Thursday, June 14, 2012

Faith for the Future

Well, I did it. After five years, I did it. I graduated from college. It's been about a month since graduation, and I still have this ridiculous, tumultuous mix of emotions. One minute I'm excited about the future and the next I become a puddle of sadness over the fact that a season of my life is over. And I kind of expected at least this summer to be relatively "normal," whatever that means. I'm finding out very quickly, however, that my life is already very different. Everything is changing, and I don't know how to deal with it. Especially the idea of figuring out what the next step in my life is going to be. My dream is to move to Taiwan for a while. I'm usually not very passionate about very many things, but this is a dream I care a lot about. And I've lived the past couple of months feeling fairly certain that going there is part of God's plan for me. I've put a lot of work into applying for jobs in Taiwan and trying to find ways to make it work. I think the total is somewhere around twenty five job applications right now. I've even gotten some pretty favorable responses from English schools in Taiwan. 

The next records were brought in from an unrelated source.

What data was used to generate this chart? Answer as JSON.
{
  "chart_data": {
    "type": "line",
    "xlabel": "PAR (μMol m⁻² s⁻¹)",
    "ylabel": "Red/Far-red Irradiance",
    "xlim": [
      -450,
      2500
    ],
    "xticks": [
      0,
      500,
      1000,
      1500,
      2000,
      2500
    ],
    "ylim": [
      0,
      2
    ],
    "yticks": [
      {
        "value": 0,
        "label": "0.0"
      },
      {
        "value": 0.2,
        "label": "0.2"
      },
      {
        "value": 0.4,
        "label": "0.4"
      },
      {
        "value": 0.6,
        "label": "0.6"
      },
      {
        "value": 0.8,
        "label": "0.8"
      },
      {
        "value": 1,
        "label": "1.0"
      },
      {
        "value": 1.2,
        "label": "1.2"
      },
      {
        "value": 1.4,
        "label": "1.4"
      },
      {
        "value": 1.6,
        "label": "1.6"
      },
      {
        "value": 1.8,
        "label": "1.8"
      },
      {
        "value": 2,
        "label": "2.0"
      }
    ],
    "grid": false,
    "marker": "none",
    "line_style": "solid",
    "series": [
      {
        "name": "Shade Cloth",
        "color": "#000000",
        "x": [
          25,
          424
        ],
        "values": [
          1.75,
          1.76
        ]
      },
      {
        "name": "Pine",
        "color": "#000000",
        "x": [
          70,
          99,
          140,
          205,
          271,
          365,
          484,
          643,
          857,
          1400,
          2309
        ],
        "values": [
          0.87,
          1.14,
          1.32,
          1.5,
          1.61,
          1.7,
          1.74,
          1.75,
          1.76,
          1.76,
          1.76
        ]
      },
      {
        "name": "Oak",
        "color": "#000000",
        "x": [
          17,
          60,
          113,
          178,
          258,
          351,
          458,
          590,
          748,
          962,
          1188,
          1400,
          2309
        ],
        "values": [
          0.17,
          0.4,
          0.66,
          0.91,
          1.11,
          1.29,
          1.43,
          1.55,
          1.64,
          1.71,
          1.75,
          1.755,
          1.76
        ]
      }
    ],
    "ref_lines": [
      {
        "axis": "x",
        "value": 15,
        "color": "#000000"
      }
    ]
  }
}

The problem, though, is that things just aren't falling into place the way I thought they would. And I've spent so much time depending on my own efforts to get me where I want to be. When I started realizing that things weren't going as planned, I started down this slippery thought slope that goes something like this: "Man, I really thought this is what God wanted from me. And it's what I want too. I've never wanted something so much in my life. Surely God put this passion in me for a reason. So why aren't things working out? Maybe it's not what God wants me to do. How do I know what God wants me to do? Is it even possible for me to be sure? How hard should I try, and when should I stop striving and leave it up to God? HOW AM I SUPPOSED TO KNOW ANYTHING AT ALL?" ...and it just devolves further and further until I am left feeling confused and hopeless and scared. But today while I was reading My Utmost for His Highest, Oswald Chambers just smacked me in the face with a truth I really needed to hear: 


‎"It does not matter what my circumstances are. I can be as much assured of abiding in Jesus in any one of them as I am in any prayer meeting. It is unnecessary to change and arrange my circumstances myself. Our Lord’s inner abiding was pure and unblemished. He was at home with God wherever His body was. He never chose His own circumstances, but was meek, submitting to His Father’s plans and directions for Him."

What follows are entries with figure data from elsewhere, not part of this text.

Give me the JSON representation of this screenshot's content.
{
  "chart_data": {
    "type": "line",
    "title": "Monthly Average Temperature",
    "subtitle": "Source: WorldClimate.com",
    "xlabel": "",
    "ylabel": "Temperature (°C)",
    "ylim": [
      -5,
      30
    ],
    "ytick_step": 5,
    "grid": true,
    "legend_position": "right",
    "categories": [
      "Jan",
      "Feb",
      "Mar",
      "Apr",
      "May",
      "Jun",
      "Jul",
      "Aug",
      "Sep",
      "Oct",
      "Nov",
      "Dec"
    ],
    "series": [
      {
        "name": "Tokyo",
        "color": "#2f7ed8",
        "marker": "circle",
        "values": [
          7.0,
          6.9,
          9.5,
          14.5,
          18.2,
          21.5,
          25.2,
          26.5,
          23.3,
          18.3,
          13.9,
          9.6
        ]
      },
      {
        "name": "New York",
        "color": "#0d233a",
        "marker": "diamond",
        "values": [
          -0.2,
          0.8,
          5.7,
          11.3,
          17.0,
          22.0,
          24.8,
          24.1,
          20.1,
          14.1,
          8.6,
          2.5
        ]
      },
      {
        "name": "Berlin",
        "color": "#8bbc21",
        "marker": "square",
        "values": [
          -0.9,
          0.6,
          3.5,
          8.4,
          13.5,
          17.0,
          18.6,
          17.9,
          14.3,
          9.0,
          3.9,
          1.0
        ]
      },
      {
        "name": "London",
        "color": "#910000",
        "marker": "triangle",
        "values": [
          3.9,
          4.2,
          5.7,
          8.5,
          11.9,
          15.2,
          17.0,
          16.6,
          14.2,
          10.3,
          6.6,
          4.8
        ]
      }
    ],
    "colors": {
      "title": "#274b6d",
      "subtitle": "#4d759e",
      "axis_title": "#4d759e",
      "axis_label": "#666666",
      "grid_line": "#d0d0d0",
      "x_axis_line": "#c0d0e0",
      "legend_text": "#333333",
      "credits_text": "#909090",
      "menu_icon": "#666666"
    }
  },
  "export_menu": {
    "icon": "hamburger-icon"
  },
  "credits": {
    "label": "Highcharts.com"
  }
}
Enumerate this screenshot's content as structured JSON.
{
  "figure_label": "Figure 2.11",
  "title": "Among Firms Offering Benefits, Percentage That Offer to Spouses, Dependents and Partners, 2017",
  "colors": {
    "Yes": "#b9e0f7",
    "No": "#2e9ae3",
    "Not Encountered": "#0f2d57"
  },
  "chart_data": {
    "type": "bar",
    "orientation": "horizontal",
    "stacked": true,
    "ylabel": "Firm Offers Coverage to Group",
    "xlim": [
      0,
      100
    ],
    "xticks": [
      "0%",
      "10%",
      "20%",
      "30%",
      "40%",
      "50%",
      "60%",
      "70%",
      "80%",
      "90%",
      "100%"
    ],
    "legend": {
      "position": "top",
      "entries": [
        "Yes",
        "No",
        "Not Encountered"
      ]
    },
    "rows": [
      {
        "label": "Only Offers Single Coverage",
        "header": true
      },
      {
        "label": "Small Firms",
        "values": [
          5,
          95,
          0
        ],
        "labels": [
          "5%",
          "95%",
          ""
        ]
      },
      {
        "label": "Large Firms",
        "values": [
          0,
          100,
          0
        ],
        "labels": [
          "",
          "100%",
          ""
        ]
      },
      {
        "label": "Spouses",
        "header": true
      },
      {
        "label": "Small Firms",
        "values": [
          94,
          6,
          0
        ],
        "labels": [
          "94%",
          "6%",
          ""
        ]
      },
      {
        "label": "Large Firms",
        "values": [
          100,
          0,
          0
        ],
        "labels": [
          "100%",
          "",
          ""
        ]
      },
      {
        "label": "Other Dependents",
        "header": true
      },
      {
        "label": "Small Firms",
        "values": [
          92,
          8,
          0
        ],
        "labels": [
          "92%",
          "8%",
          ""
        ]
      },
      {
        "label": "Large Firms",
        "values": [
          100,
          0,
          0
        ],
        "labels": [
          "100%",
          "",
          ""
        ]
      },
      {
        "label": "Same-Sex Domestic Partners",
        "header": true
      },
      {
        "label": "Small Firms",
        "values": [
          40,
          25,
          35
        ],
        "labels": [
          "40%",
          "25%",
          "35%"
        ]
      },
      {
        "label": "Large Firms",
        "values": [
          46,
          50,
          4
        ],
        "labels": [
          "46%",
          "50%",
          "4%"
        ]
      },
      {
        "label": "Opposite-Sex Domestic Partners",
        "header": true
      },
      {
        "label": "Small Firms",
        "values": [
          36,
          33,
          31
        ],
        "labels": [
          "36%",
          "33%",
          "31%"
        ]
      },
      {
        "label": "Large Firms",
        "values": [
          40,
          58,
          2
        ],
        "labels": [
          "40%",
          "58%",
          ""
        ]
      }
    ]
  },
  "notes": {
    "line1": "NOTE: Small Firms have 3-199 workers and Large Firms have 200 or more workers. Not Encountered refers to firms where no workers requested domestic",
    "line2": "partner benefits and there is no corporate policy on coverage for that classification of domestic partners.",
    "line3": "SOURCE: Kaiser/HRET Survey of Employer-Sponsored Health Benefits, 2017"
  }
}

Here's what I realized: I need to stop fretting so much. I need to stop trying to orchestrate my own circumstances so that they'll be what I think they should be. I don't think I'm supposed to. See, there's this miraculous freedom that comes with trusting God with your life. There's no freedom in living in fear of the future. The fact is, I'm human. I can't make the right decision every time and I can't perfectly discern God's will for me. God is the author of my life, and it's time I realized that and allowed God to pry the pen out of my hands so he can write the story without me constantly trying to cross out His ideas and write in my own. The freedom comes when I stop striving to do certain things or conform to an image in my head of what I should be. God puts me in certain circumstances for reasons I may not understand right now, and though they may not be what I would choose I have to look for ways that I should be serving and abiding in Him regardless of the circumstances. What I do and where I go and who I think I am isn't so important. What really matters in life is God and knowing Him. Everything else is just a subplot in a much greater story. 
Don't get me wrong...this is much much much easier said than done. There are things I want that I'll have a hard time giving up, if that's what it comes to. My dreams of going to Taiwan, for instance. Of course it would be hard to give up the dream that is most precious to me. I just have to have peace in knowing that God knows my needs and my potential before I do, and he's got plans to fulfill them. And I have to be okay with not knowing right now. God may still have plans for me to go to Taiwan. Maybe He has different timing for it. Maybe He has other ways of providing the means that I just haven't found yet. I don't know what will happen. And that's ok.

It's time for me to give up my fretting and replace it with faith.